Saper creare immagini, ferme e in movimento, sta diventando uno dei miei nuovi obiettivi. Come per la scrittura, il desiderio di avere un nuovo strumento per comunicare sensi mi affascina e mi dà un motivo in più per alzarmi di mattina e sbrigare il più rapidamente possibile quello che devo fare. E poi, avendo momentaneamente rallentato in ritmo dei viaggi in terre diverse, sento la necessità di spaziare altrove, in mondi diversi. Sono una perenne fuggiasca e, in fondo, mi sono grata per essere diventata così: spingermi verso un continuo movimento mi ha fatto vedere, sentire, provare cose che stando dov’ero non avrei vissuto.
Due mesi fa, in un momento in cui tutto diventava occasione per provare a cambiare il mio destino, ho inviato la domanda d’iscrizione a dei workshop gratuiti organizzati da Senigallia, città della fotografia.
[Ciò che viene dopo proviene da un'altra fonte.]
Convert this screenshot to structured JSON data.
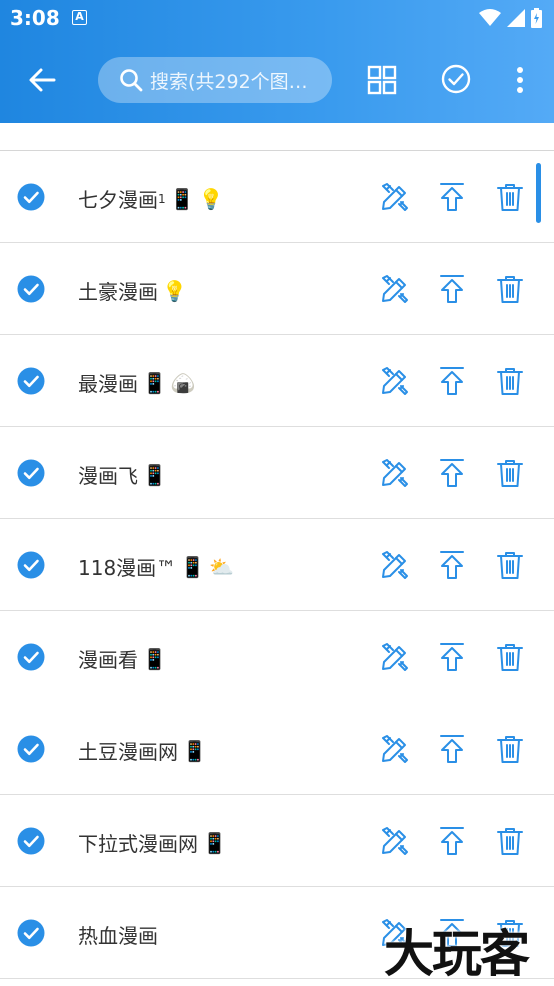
{
  "status_bar": {
    "time": "3:08",
    "notification_icon_letter": "A",
    "icons": [
      "wifi-icon",
      "signal-icon",
      "battery-icon"
    ]
  },
  "toolbar": {
    "back_icon": "arrow-left-icon",
    "search_placeholder": "搜索(共292个图…",
    "grid_icon": "grid-view-icon",
    "check_icon": "check-circle-icon",
    "more_icon": "more-vert-icon"
  },
  "colors": {
    "primary": "#2a8fe6",
    "appbar_start": "#1f86e0",
    "appbar_end": "#54aaf6",
    "text": "#333333",
    "divider": "#dedede"
  },
  "items": [
    {
      "name": "七夕漫画",
      "subscript": "1",
      "emojis": [
        "📱",
        "💡"
      ],
      "checked": true
    },
    {
      "name": "土豪漫画",
      "subscript": "",
      "emojis": [
        "💡"
      ],
      "checked": true
    },
    {
      "name": "最漫画",
      "subscript": "",
      "emojis": [
        "📱",
        "🍙"
      ],
      "checked": true
    },
    {
      "name": "漫画飞",
      "subscript": "",
      "emojis": [
        "📱"
      ],
      "checked": true
    },
    {
      "name": "118漫画™",
      "subscript": "",
      "emojis": [
        "📱",
        "⛅"
      ],
      "checked": true
    },
    {
      "name": "漫画看",
      "subscript": "",
      "emojis": [
        "📱"
      ],
      "checked": true
    },
    {
      "name": "土豆漫画网",
      "subscript": "",
      "emojis": [
        "📱"
      ],
      "checked": true
    },
    {
      "name": "下拉式漫画网",
      "subscript": "",
      "emojis": [
        "📱"
      ],
      "checked": true
    },
    {
      "name": "热血漫画",
      "subscript": "",
      "emojis": [],
      "checked": true
    }
  ],
  "row_actions": [
    "edit-icon",
    "upload-icon",
    "delete-icon"
  ],
  "watermark": "大玩客"
}
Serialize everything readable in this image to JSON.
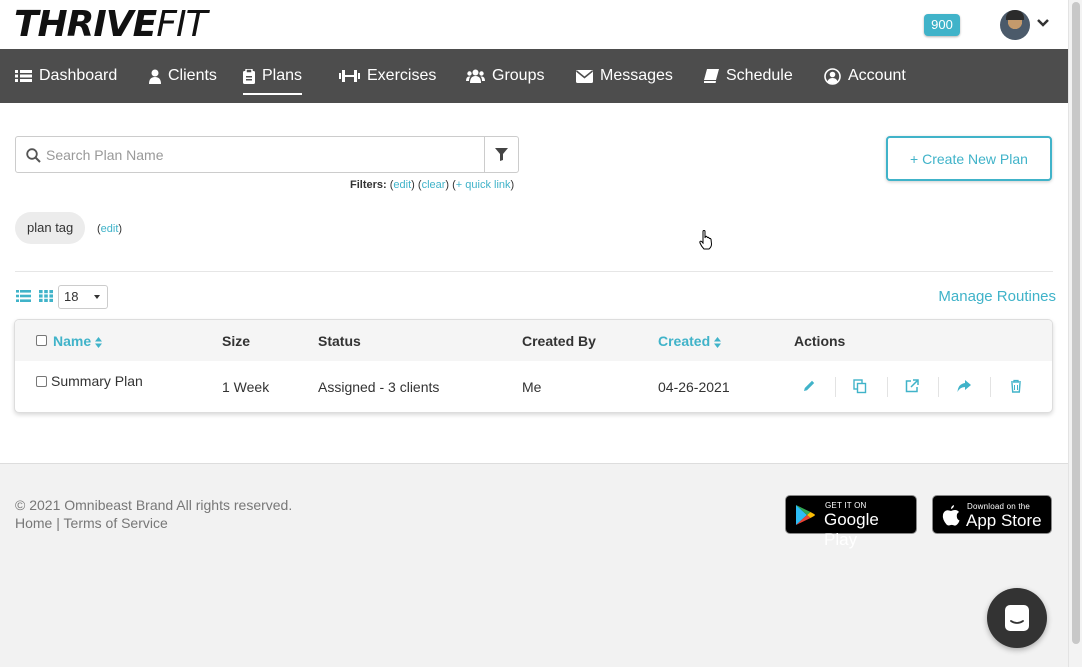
{
  "app": {
    "logo_part1": "THRIVE",
    "logo_part2": "FIT",
    "points_badge": "900"
  },
  "nav": {
    "items": [
      {
        "label": "Dashboard",
        "icon": "list-icon"
      },
      {
        "label": "Clients",
        "icon": "user-icon"
      },
      {
        "label": "Plans",
        "icon": "clipboard-icon",
        "active": true
      },
      {
        "label": "Exercises",
        "icon": "dumbbell-icon"
      },
      {
        "label": "Groups",
        "icon": "users-icon"
      },
      {
        "label": "Messages",
        "icon": "envelope-icon"
      },
      {
        "label": "Schedule",
        "icon": "book-icon"
      },
      {
        "label": "Account",
        "icon": "user-circle-icon"
      }
    ]
  },
  "search": {
    "placeholder": "Search Plan Name",
    "filters_label": "Filters:",
    "filters_edit": "edit",
    "filters_clear": "clear",
    "filters_quick_link": "+ quick link"
  },
  "create_button": "+ Create New Plan",
  "tags": {
    "tag": "plan tag",
    "edit": "edit"
  },
  "list_controls": {
    "per_page": "18",
    "manage_routines": "Manage Routines"
  },
  "table": {
    "columns": [
      "Name",
      "Size",
      "Status",
      "Created By",
      "Created",
      "Actions"
    ],
    "rows": [
      {
        "name": "Summary Plan",
        "size": "1 Week",
        "status": "Assigned - 3 clients",
        "created_by": "Me",
        "created": "04-26-2021"
      }
    ],
    "action_icons": [
      "pencil-icon",
      "copy-icon",
      "external-link-icon",
      "share-icon",
      "trash-icon"
    ]
  },
  "footer": {
    "copyright": "© 2021 Omnibeast Brand All rights reserved.",
    "home": "Home",
    "separator": "|",
    "terms": "Terms of Service",
    "google_small": "GET IT ON",
    "google_big": "Google Play",
    "apple_small": "Download on the",
    "apple_big": "App Store"
  },
  "colors": {
    "accent": "#40b3c9",
    "nav_bg": "#4d4d4d",
    "footer_bg": "#f2f2f2"
  }
}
Ai primi due non ero stata ammessa e ormai avevo dato per spacciato anche il terzo; quando, due lunedì fa, mi alzo (pure con l’umore rivoltato) e trovo nella mail l’annuncio che al terzo, se volevo, avrei potuto partecipare. Il nome del fotografo mi era sconosciuto finché, chiedendo in giro, ho scoperto che era uno di quelli che ha fatto la storia della fotografia nell’Italia del dopoguerra. La persona in questione è Gianni Berengo Gardin e, se anche voi siete degli ignoranti come lo era la sottoscritta, potete trovare qualche informazione qui, qualche sua immagine qui e un documentario su di lui qui. Quindi, venerdì scorso ho caricato il mio trolley graffiato da chilometri e chilometri, la macchina fotografica ancora troppo poco adoperata e la borsa da spiaggia (e sì, speravo di farmi un bagnetto di mare e di sole, ma il bel tempo è arrivato solo al momento della partenza) e sono partita per Senigallia, con la mia instancabile Y azzurro cielo e il cd degli Estra e tutto volume.
Era da un po’ che non viaggiavo da sola in macchina: musica, sigarette, paesaggi e pensieri. E il centro Italia (il weekend prima ero a Spoleto) mi affascina, sia visto dai finestrini del treno che da quelli della macchina. Verde e giallo, colline e minuscoli agglomerati medioevali, poche case e poche fabbriche, la linea dell’orizzonte lontana.
Il workshop è stato interessante: una panoramica sull’opera di Gianni, centinaia di parole da appuntare e ricercare poi su Google, titoli di libri da sfogliare leggendo e guardando, qualche ora in cui essere obbligata a prendere la macchina fotografica in mano e fare (non pensare) immagini, un gruppo di nuove persone in cui immergersi rapidamente guidata nella scelta dal caso e dall’istinto. E una grande lezione di umiltà da una persona che sa che la celebrità capita (ma non per questo è la misura della grandezza di un uomo) e che ci ha lasciati dicendo: “Spero di non avervi insegnato niente, solo di avervi dato degli stimoli da cui partire”.
Per il viaggio di ritorno avevo compagnia (una carrambata… quanto è piccolo il mondo!): una bella ragazza dai capelli rossi che, come me, ama gli Afterhours e Daniele Silvestri. E abbiamo riattraversato insieme Marche, Emilia Romagna e Veneto, fino a casa.
Provando, qualcosa si muove.
Il difficile è dare una direzione al movimento.
D.W.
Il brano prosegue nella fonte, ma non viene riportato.